In December 1941 the first groups of Polish hostages were detained at Majdanek. They were imprisoned in reprisal for participation in sabotage and in guerrilla actions as well as for default on mandatory quota and taxation imposed by the German authorities in occupied Poland.
The prisoners deported within the framework of "Einsatz Reinhardt" were sent to the camp. The transports of Slovakian Jews arrived to Majdanek as a result of agreement between Nazi Germany and Slovakia. They were mostly men who were deemed able to work.
In the summer of 1942, the construction of gas chambers started. In July 1942 Cyclone B was ordered in Tesch & Stabenow company in Hamburg. The first batch of the poisonous gas was delivered to the camp in late August, whereas the gas chambers were put into operation in September or October 1942. Carbon monoxide was also used for killing prisoners.
Frauen Konzentrationslager (FKL) was established on October 1, 1942. The first inmates were women from Dziesiąta and Wieniawa (quarters of Lublin) and from the town of Goraj.

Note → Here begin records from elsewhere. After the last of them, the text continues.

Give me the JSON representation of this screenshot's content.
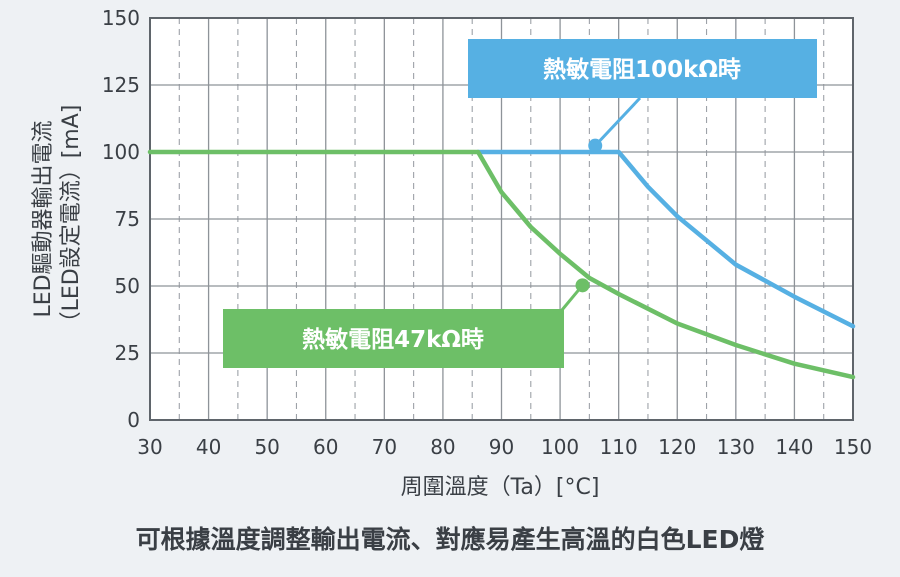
{
  "chart_data": {
    "type": "line",
    "ylabel_line1": "LED驅動器輸出電流",
    "ylabel_line2": "（LED設定電流）[mA]",
    "xlabel": "周圍溫度（Ta）[°C]",
    "caption": "可根據溫度調整輸出電流、對應易產生高溫的白色LED燈",
    "xlim": [
      30,
      150
    ],
    "ylim": [
      0,
      150
    ],
    "x_ticks": [
      30,
      40,
      50,
      60,
      70,
      80,
      90,
      100,
      110,
      120,
      130,
      140,
      150
    ],
    "y_ticks": [
      0,
      25,
      50,
      75,
      100,
      125,
      150
    ],
    "grid": true,
    "series": [
      {
        "name": "熱敏電阻47kΩ時",
        "color": "#6dbf67",
        "x": [
          30,
          86,
          90,
          95,
          100,
          105,
          110,
          120,
          130,
          140,
          150
        ],
        "y": [
          100,
          100,
          85,
          72,
          62,
          53,
          47,
          36,
          28,
          21,
          16
        ]
      },
      {
        "name": "熱敏電阻100kΩ時",
        "color": "#56b0e3",
        "x": [
          86,
          110,
          115,
          120,
          130,
          140,
          150
        ],
        "y": [
          100,
          100,
          87,
          76,
          58,
          46,
          35
        ]
      }
    ],
    "annotations": [
      {
        "text": "熱敏電阻100kΩ時",
        "series": "熱敏電阻100kΩ時",
        "point": [
          106,
          102
        ]
      },
      {
        "text": "熱敏電阻47kΩ時",
        "series": "熱敏電阻47kΩ時",
        "point": [
          104,
          51
        ]
      }
    ]
  }
}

Pursuant to Heinrich Himmler’s order, nearly 35,000 people detained in Gestapo prisons were deported to Majdanek and to Auschwitz. The first transport of this character arrived at KL Lublin on January 7, 1943. It included mainly the political prisoners from Radom, Kielce, Piotrków, and Częstochowa.
Starting March 1943, the transports of Belarussian prisoners arrived at the camp – including mainly women and children from the camps in Vitebsk and Mogilev. Successive transports arrived until January 1944.
Field hospital was an autonomous unit of the Majdanek camp. It was earmarked for war invalids who were disabled or suffered illnesses as a result of serving at the front or those who defected to the Germans. They were marked with no numbers and wore no badges. They did not have to wear striped uniforms.
The influx of huge transports of Jews came to Majdanek by the end of April 1943, when the uprising in the Warsaw ghetto had been almost over.
Based on Odilo Globocnik's order of June 3, 1943, on "combating bandits," people from the following counties were deported to Majdanek: Biłgoraj, Hrubieszów, Tomaszów Lubelski and Zamość.
On November 3, 1943, the largest execution in the history of all the German concentration camps took place at Majdanek. It was conducted under the codename “Erntefest” (Harvest Festival) and it was the final step in the mass extermination of Jews in the Lublin district. The “Erntefest” operation held in Lublin involved all the Jewish prisoners of Majdanek, and those from the camps on Lipowa Street and in Flugplatz – 18.000 victims in total.
Following the extermination of the Jewish prisoners of Majdanek, the largest ethnic groups at Majdanek were Poles and the citizens of the Soviet Union. However, at the turn of 1943, the transports with ill prisoners from the camps around the Third Reich territory started arriving to KL Lublin. The prisoners were transferred primarily from Auschwitz, Buchenwald, Dachau, Neuengamme, and Sachsenhausen.
First evacuation transports departed at the beginning of April. In less than three weeks about 9.000 women, children, and men were transported to the concentration camps located west of Lublin. People who were deemed able to work were sent to the camps deep in the territory of the Third Reich, whereas the majority of the sick and were transferred to Auschwitz.
The final liquidation of the camp took place in the afternoon on July 22, 1944. A few hours earlier, the Germans executed several hundred prisoners of the Lublin Castle and civilians in reprisal for partisan activities. They were shot near the crematorium building.